U.S. central bankers are expected to lower borrowing costs this week for the first time since the depths of the financial crisis more than a decade ago. That’s the easy part.
Whether that inaugurates a series of quarter-percentage-point interest rate cuts that could stretch deep into next year, as financial markets are betting, or something more limited is by far the harder decision facing Federal Reserve policymakers.
One reason: No clear consensus from Fed officials about why they need to cut rates in the first place, particularly with the U.S. unemployment rate near a 50-year low and the American economy puttering along as the best-in-class performer among developed nations.

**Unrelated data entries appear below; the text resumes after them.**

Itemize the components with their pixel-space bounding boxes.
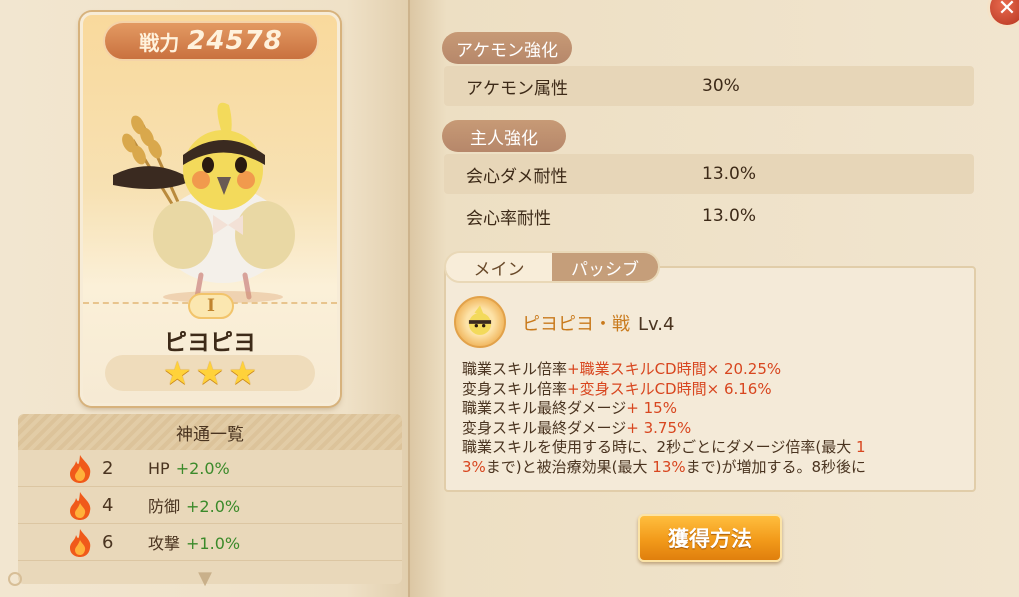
stat-value: 30%: [702, 76, 740, 96]
list-item: 2 HP +2.0%: [18, 450, 402, 487]
star-rating: ★ ★ ★: [105, 355, 315, 391]
pet-name: ピヨピヨ: [164, 330, 256, 356]
pet-card: 戦力 24578 I ピヨピヨ ★ ★ ★: [80, 12, 340, 406]
shintsu-stat: HP +2.0%: [148, 459, 230, 478]
get-method-button[interactable]: 獲得方法: [638, 514, 782, 562]
flame-icon: [70, 455, 91, 483]
skill-line: 変身スキル最終ダメージ+ 3.75%: [462, 419, 962, 439]
stat-label: 攻撃: [148, 534, 181, 553]
skill-line: 職業スキル最終ダメージ+ 15%: [462, 399, 962, 419]
power-banner: 戦力 24578: [103, 21, 319, 61]
skill-level: Lv.4: [638, 314, 675, 335]
skill-line: 変身スキル倍率+変身スキルCD時間× 6.16%: [462, 380, 962, 400]
stat-value: 13.0%: [702, 164, 757, 184]
rank-badge: I: [188, 293, 234, 319]
skill-line-text: 変身スキル最終ダメージ: [462, 418, 627, 437]
skill-description: 職業スキル倍率+職業スキルCD時間× 20.25% 変身スキル倍率+変身スキルC…: [462, 360, 962, 486]
stat-label: アケモン属性: [466, 78, 568, 99]
power-label: 戦力: [139, 30, 180, 55]
flame-icon: [70, 529, 91, 557]
star-icon: ★: [162, 354, 192, 392]
shintsu-level: 6: [102, 531, 114, 553]
star-icon: ★: [195, 354, 225, 392]
skill-line-text: 職業スキル倍率: [462, 360, 568, 378]
corner-ornament: [8, 572, 22, 586]
stat-value: 13.0%: [702, 206, 757, 226]
akemon-section-title: アケモン強化: [442, 32, 572, 64]
tab-passive[interactable]: パッシブ: [552, 253, 658, 281]
skill-line: 職業スキルを使用する時に、2秒ごとにダメージ倍率(最大 1: [462, 438, 962, 458]
stat-label: 防御: [148, 497, 181, 516]
skill-line-text: 職業スキル最終ダメージ: [462, 399, 627, 417]
shintsu-level: 4: [102, 494, 114, 516]
skill-line-value: +職業スキルCD時間× 20.25%: [567, 360, 782, 378]
stat-value: +2.0%: [175, 458, 230, 478]
star-icon: ★: [228, 354, 258, 392]
shintsu-title: 神通一覧: [18, 414, 402, 450]
master-stat-row: 会心率耐性 13.0%: [444, 196, 974, 236]
chevron-down-icon[interactable]: ▼: [190, 568, 220, 589]
skill-line-value: 1: [855, 438, 866, 456]
skill-line-text: 変身スキル倍率: [462, 379, 568, 398]
stat-value: +2.0%: [186, 497, 241, 516]
power-value: 24578: [187, 26, 283, 56]
shintsu-stat: 防御 +2.0%: [148, 493, 240, 517]
skill-line-text: 職業スキルを使用する時に、2秒ごとにダメージ倍率(最大: [462, 438, 856, 456]
flame-icon: [70, 492, 91, 520]
skill-line-text: まで)が増加する。8秒後に: [685, 457, 867, 476]
skill-line-value: + 15%: [626, 399, 677, 417]
skill-tabs: メイン パッシブ: [444, 251, 660, 283]
list-item: 4 防御 +2.0%: [18, 487, 402, 524]
skill-line-value: +変身スキルCD時間× 6.16%: [567, 379, 772, 398]
skill-title: ピヨピヨ・戦 Lv.4: [522, 310, 674, 336]
list-item: 6 攻撃 +1.0%: [18, 524, 402, 561]
shintsu-list: 神通一覧 2 HP +2.0% 4 防御 +2.0% 6 攻撃 +1.0%: [18, 414, 402, 584]
stat-label: 会心率耐性: [466, 208, 551, 229]
skill-line-value: 3%: [462, 457, 486, 476]
skill-line-text: まで)と被治療効果(最大: [485, 457, 653, 476]
pet-illustration: [113, 102, 295, 303]
skill-line: 3%まで)と被治療効果(最大 13%まで)が増加する。8秒後に: [462, 458, 962, 478]
shintsu-level: 2: [102, 457, 114, 479]
stat-value: +1.0%: [186, 534, 241, 553]
skill-line-value: 13%: [652, 457, 686, 476]
skill-name: ピヨピヨ・戦: [522, 314, 630, 335]
akemon-stat-row: アケモン属性 30%: [444, 66, 974, 106]
stat-label: 会心ダメ耐性: [466, 166, 568, 187]
skill-line-value: + 3.75%: [626, 418, 692, 437]
stat-label: HP: [148, 458, 170, 478]
master-stat-row: 会心ダメ耐性 13.0%: [444, 154, 974, 194]
tab-main[interactable]: メイン: [446, 253, 552, 281]
master-section-title: 主人強化: [442, 120, 566, 152]
shintsu-stat: 攻撃 +1.0%: [148, 530, 240, 554]
skill-icon: [454, 296, 506, 348]
skill-line: 職業スキル倍率+職業スキルCD時間× 20.25%: [462, 360, 962, 380]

Is it a bit of insurance against risks posed by slowing global growth and trade tensions? A step to bolster sluggish inflation? A bid to lift labor markets further? An effort to right kinks in the bond market? Over the last several weeks, Fed policymakers have floated each of these ideas and others.

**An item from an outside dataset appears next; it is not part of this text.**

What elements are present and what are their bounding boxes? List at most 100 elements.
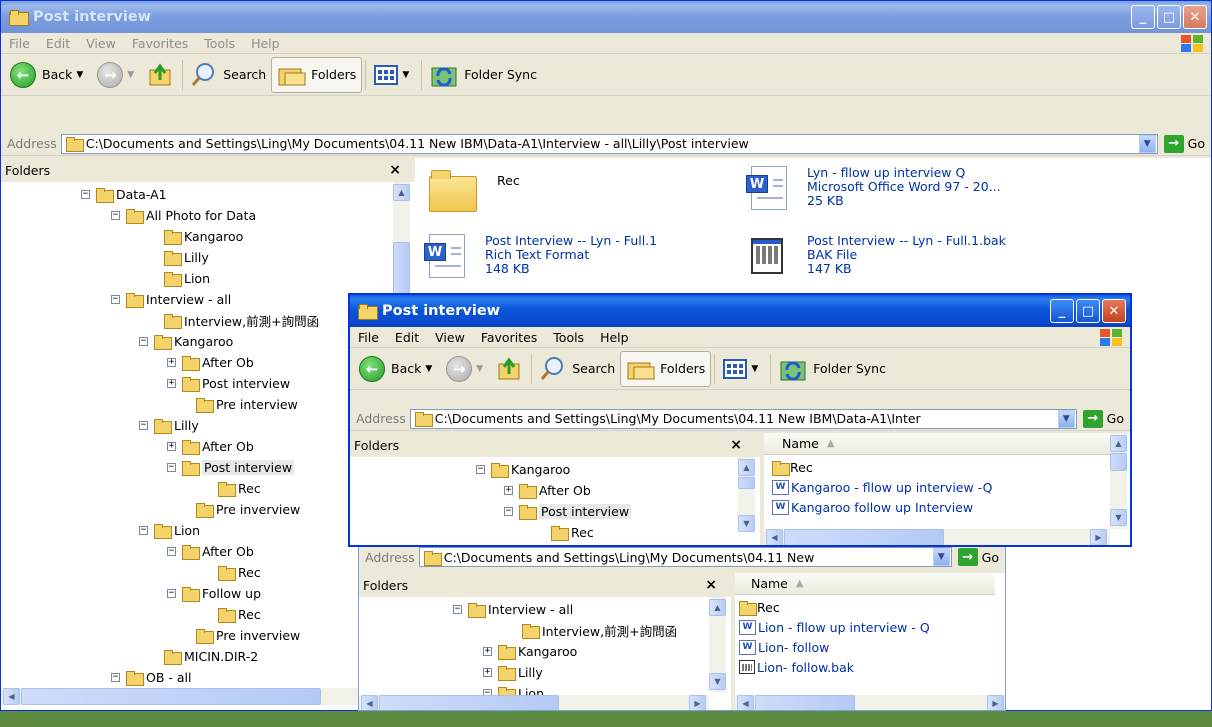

New York Fed President John Williams even briefly convinced markets the Fed planned to cut rates by half a percentage point this week, until the New York Fed issued a statement to explain that his remarks about “vaccinating” the economy against serious illness were academic in nature and not meant to signal near-term policy decisions.
Complicating matters is the Fed’s desire to make clear that loosening monetary policy is not a reaction to months of pressure from U.S. President Donald Trump to do just that.
Investors should get some clarity when the Fed’s rate-setting committee releases its policy statement at 2 p.m. EDT (1800 GMT) on Wednesday after the end of a two-day meeting. Fed Chairman Jerome Powell will hold a press conference shortly after.